Anche quest’anno il cammino quaresimale viene interrotto dalla grande solennità in onore del Santo più potente e più umile della Chiesa: San Giuseppe. Risuona, nella festa di questo giorno, il ricordo di Papa Gregorio XV che, nel 1621, dichiarò il 19 marzo festa di precetto. A dare maggior risalto al Padre putativo di Gesù è l’evangelista Matteo, sottolineando che, per suo tramite, Gesù risultava legalmente inserito nella discendenza davidica e realizzava così le Scritture nelle quali il Messia era profetizzato come figlio di Davide. Il ruolo di Giuseppe non può certo ridursi a questo aspetto legale egli è il modello dell’uomo “giusto”, la cui legge però non è una somma di prescrizioni e di divieti, una semplice osservanza di norme, ma si presenta come una parola di amore, un invito al dialogo. La vita di San Giuseppe è entrare in questo dialogo e trovare dietro le norme e nelle norme l’amore di Dio. Un uomo obbediente, quindi, che consegna la propria vita a un progetto che lo trascende, che accoglie integralmente un’opera che è iniziativa di Dio prendendosi cura delle persone affidategli: rimane accanto a Maria come sposo fedele e protegge e difende quel bimbo quale figura paterna responsabile.

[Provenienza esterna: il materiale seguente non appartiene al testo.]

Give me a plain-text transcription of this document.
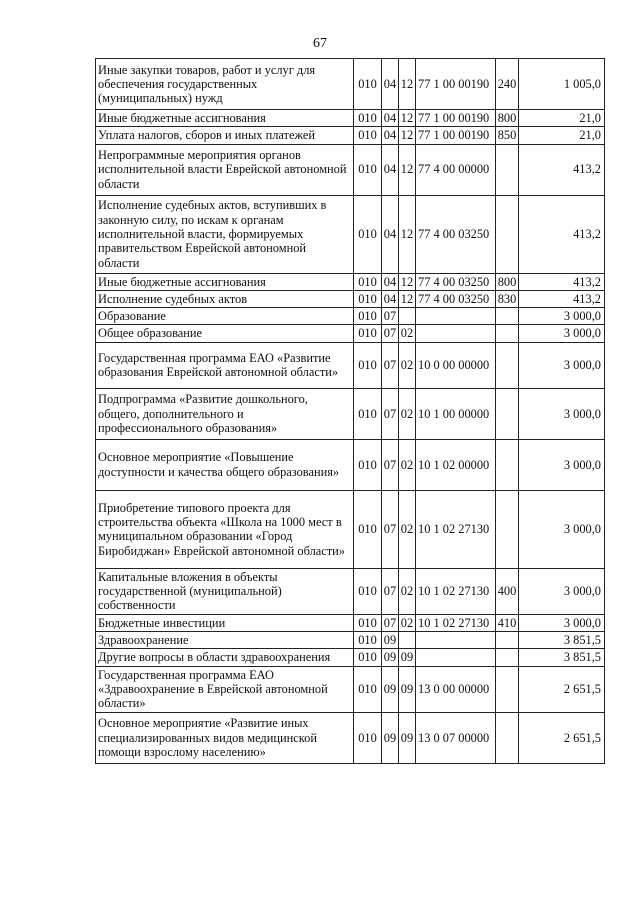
67
Иные закупки товаров, работ и услуг для обеспечения государственных (муниципальных) нужд	010	04	12	77 1 00 00190	240	1 005,0
Иные бюджетные ассигнования	010	04	12	77 1 00 00190	800	21,0
Уплата налогов, сборов и иных платежей	010	04	12	77 1 00 00190	850	21,0
Непрограммные мероприятия органов исполнительной власти Еврейской автономной области	010	04	12	77 4 00 00000		413,2
Исполнение судебных актов, вступивших в законную силу, по искам к органам исполнительной власти, формируемых правительством Еврейской автономной области	010	04	12	77 4 00 03250		413,2
Иные бюджетные ассигнования	010	04	12	77 4 00 03250	800	413,2
Исполнение судебных актов	010	04	12	77 4 00 03250	830	413,2
Образование	010	07				3 000,0
Общее образование	010	07	02			3 000,0
Государственная программа ЕАО «Развитие образования Еврейской автономной области»	010	07	02	10 0 00 00000		3 000,0
Подпрограмма «Развитие дошкольного, общего, дополнительного и профессионального образования»	010	07	02	10 1 00 00000		3 000,0
Основное мероприятие «Повышение доступности и качества общего образования»	010	07	02	10 1 02 00000		3 000,0
Приобретение типового проекта для строительства объекта «Школа на 1000 мест в муниципальном образовании «Город Биробиджан» Еврейской автономной области»	010	07	02	10 1 02 27130		3 000,0
Капитальные вложения в объекты государственной (муниципальной) собственности	010	07	02	10 1 02 27130	400	3 000,0
Бюджетные инвестиции	010	07	02	10 1 02 27130	410	3 000,0
Здравоохранение	010	09				3 851,5
Другие вопросы в области здравоохранения	010	09	09			3 851,5
Государственная программа ЕАО «Здравоохранение в Еврейской автономной области»	010	09	09	13 0 00 00000		2 651,5
Основное мероприятие «Развитие иных специализированных видов медицинской помощи взрослому населению»	010	09	09	13 0 07 00000		2 651,5
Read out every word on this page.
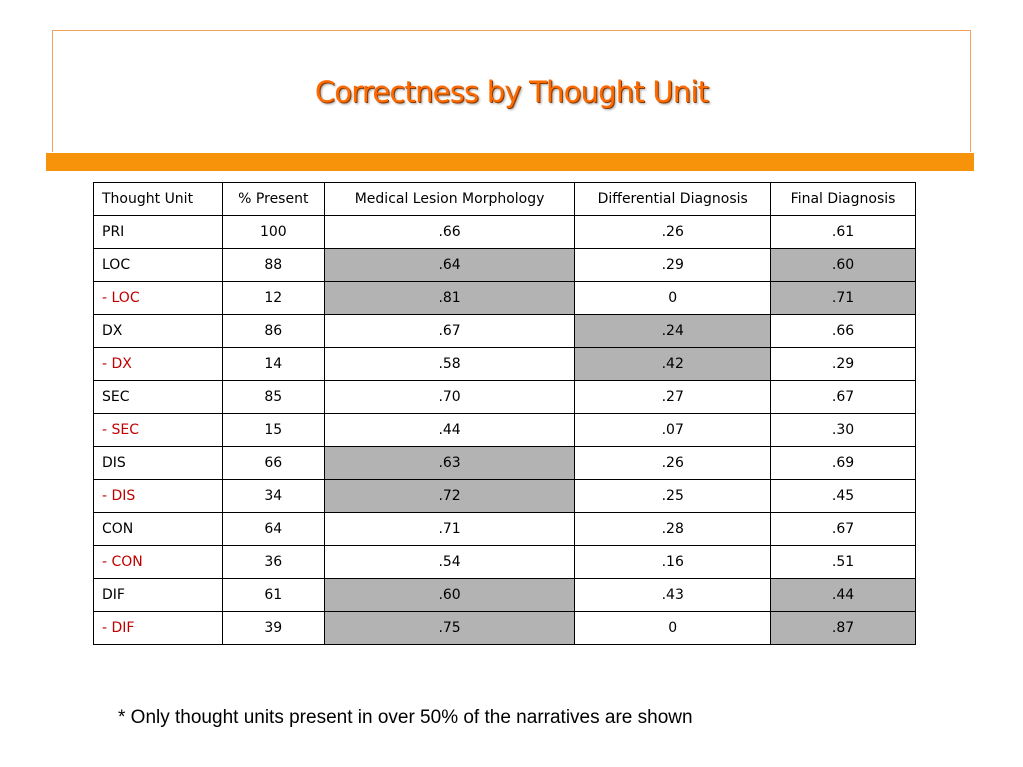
Correctness by Thought Unit
Thought Unit	% Present	Medical Lesion Morphology	Differential Diagnosis	Final Diagnosis
PRI	100	.66	.26	.61
LOC	88	.64	.29	.60
- LOC	12	.81	0	.71
DX	86	.67	.24	.66
- DX	14	.58	.42	.29
SEC	85	.70	.27	.67
- SEC	15	.44	.07	.30
DIS	66	.63	.26	.69
- DIS	34	.72	.25	.45
CON	64	.71	.28	.67
- CON	36	.54	.16	.51
DIF	61	.60	.43	.44
- DIF	39	.75	0	.87

* Only thought units present in over 50% of the narratives are shown
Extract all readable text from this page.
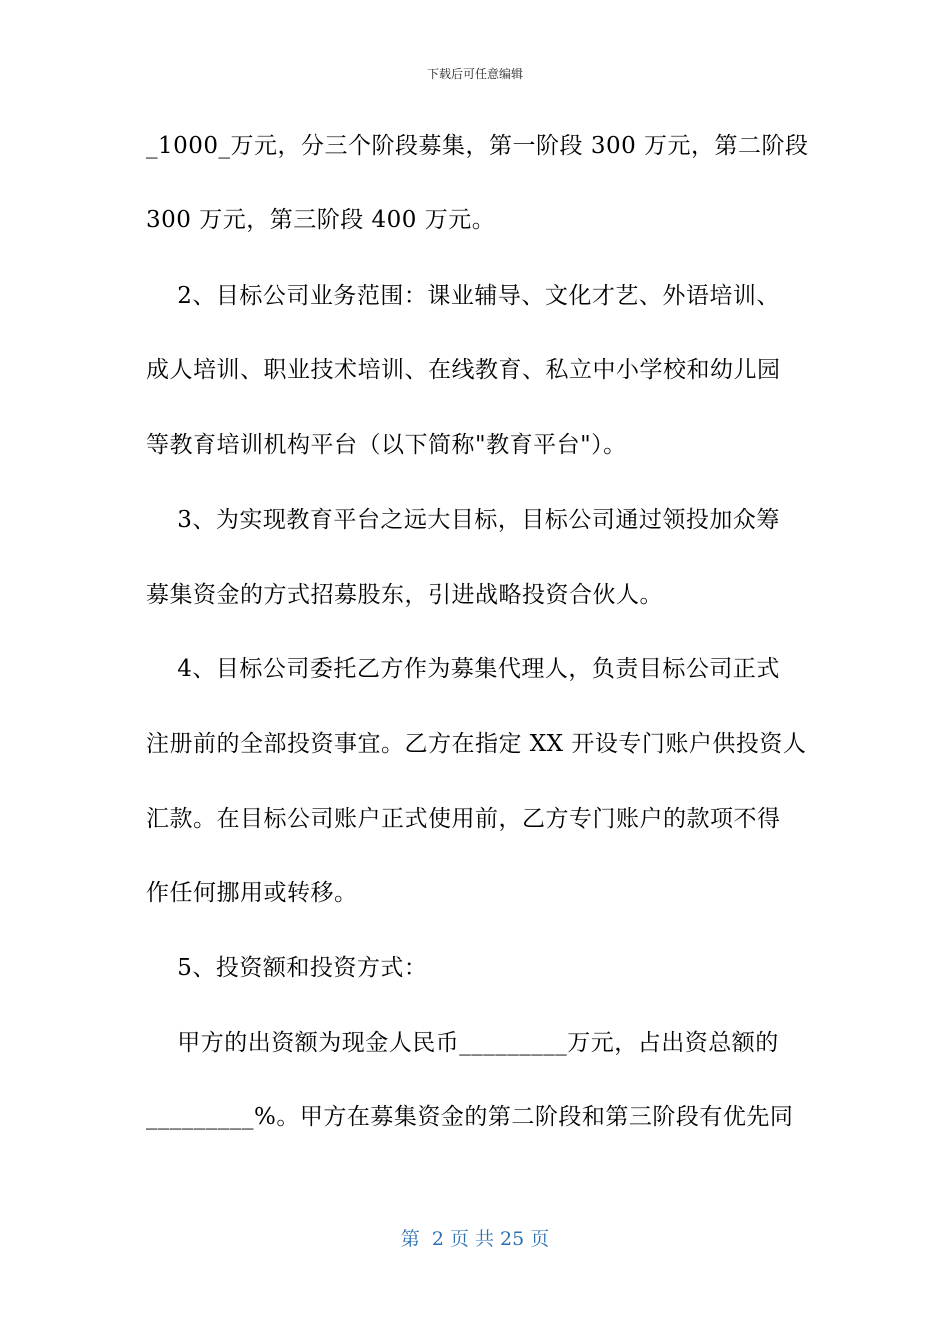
下载后可任意编辑
_1000_万元，分三个阶段募集，第一阶段 300 万元，第二阶段
300 万元，第三阶段 400 万元。
2、目标公司业务范围：课业辅导、文化才艺、外语培训、
成人培训、职业技术培训、在线教育、私立中小学校和幼儿园
等教育培训机构平台（以下简称"教育平台"）。
3、为实现教育平台之远大目标，目标公司通过领投加众筹
募集资金的方式招募股东，引进战略投资合伙人。
4、目标公司委托乙方作为募集代理人，负责目标公司正式
注册前的全部投资事宜。乙方在指定 XX 开设专门账户供投资人
汇款。在目标公司账户正式使用前，乙方专门账户的款项不得
作任何挪用或转移。
5、投资额和投资方式：
甲方的出资额为现金人民币_________万元，占出资总额的
_________%。甲方在募集资金的第二阶段和第三阶段有优先同
第  2 页 共 25 页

L’8 dicembre 2020, Solennità dell’Immacolata Concezione, Papa Francesco, inserendosi in un percorso già tracciato dai suoi predecessori, dona al popolo di Dio la Patris Corde, lettera Apostolica dedicata alla grande figura di San Giuseppe. Il Papa si rivolge a questo Santo come ad una delle figure più decisive a cui guardare, forse semplicemente perché tutte le volte che nel Vangelo ci s’imbatte nella sua straordinaria e potente presenza, lo si incontra sempre in situazioni difficili, dove ci si rende conto che la sua persona fa la differenza nelle avversità: «La fiducia del popolo in San Giuseppe è riassunta nell’espressione “Ite ad Ioseph” Come discendente di Davide (cfr Mt 1,16.20), dalla cui radice doveva germogliare Gesù secondo la promessa fatta a Davide dal profeta Natan (cfr 2 Sam 7), e come sposo di Maria di Nazaret, San Giuseppe è la cerniera che unisce l’Antico e il Nuovo Testamento». (Patris Corde p.10)
Papa Francesco ha desiderato che tutto il mondo volgesse lo sguardo a San Giuseppe, uomo da cui imparare qualcosa, che per l’immensa discrezione, il prolungato silenzio, l’operosa creatività, ha avuto la straordinaria capacità di andare dietro a Dio, nonostante tutto, riponendo il Lui una fiducia incondizionata anche nelle situazioni più ostili. È proprio il suo silenzio uno degli aspetti più importanti su cui porre l’accento. Un silenzio, quello di San Giuseppe, permeato di contemplazione del mistero di Dio, un silenzio che non manifesta un vuoto interiore, ma, al contrario, una pienezza di fede che egli porta nel cuore, e che guida ogni suo pensiero ed ogni sua azione. Un silenzio grazie al quale Giuseppe, all’unisono con Maria, custodisce la Parola di Dio, conosciuta attraverso le Sacre Scritture, confrontandola continuamente con gli avvenimenti della vita di Gesù; un silenzio intessuto di preghiera costante, di affidamento senza riserve alla Provvidenza divina. San Giuseppe è l’esempio di come ognuno di noi in un silenzio orante può imparare ad ascoltare come il Signore, ogni giorno, si palesa e s’incarna nella storia della nostra esistenza.
Papa Pio IX, l’8 dicembre dell’anno 1870, con il decreto Quemadmodum Deus, affida la Chiesa alla protezione di San Giuseppe e lo proclama “Patrono della Chiesa Universale”. Erano tempi difficili per la Chiesa e il papato. Lo stesso pontefice, in tre distinti discorsi (1928, 1935 e 1937), indica in San Giuseppe come la più sicura speranza della Chiesa dopo la Vergine: «egida potente di difesa contro gli sforzi dell’ateismo mondiale».
In questa grande solennità continuiamo, con tutto il cuore, a innalzare le nostre suppliche alla figura di questo grande Santo, certi che, come dice Santa Teresa D’Avila: «Non è mai successo che io mi sia rivolta a San Giuseppe e non sia stata ascoltata».
San Giuseppe, Patrono della Chiesa, prega per noi.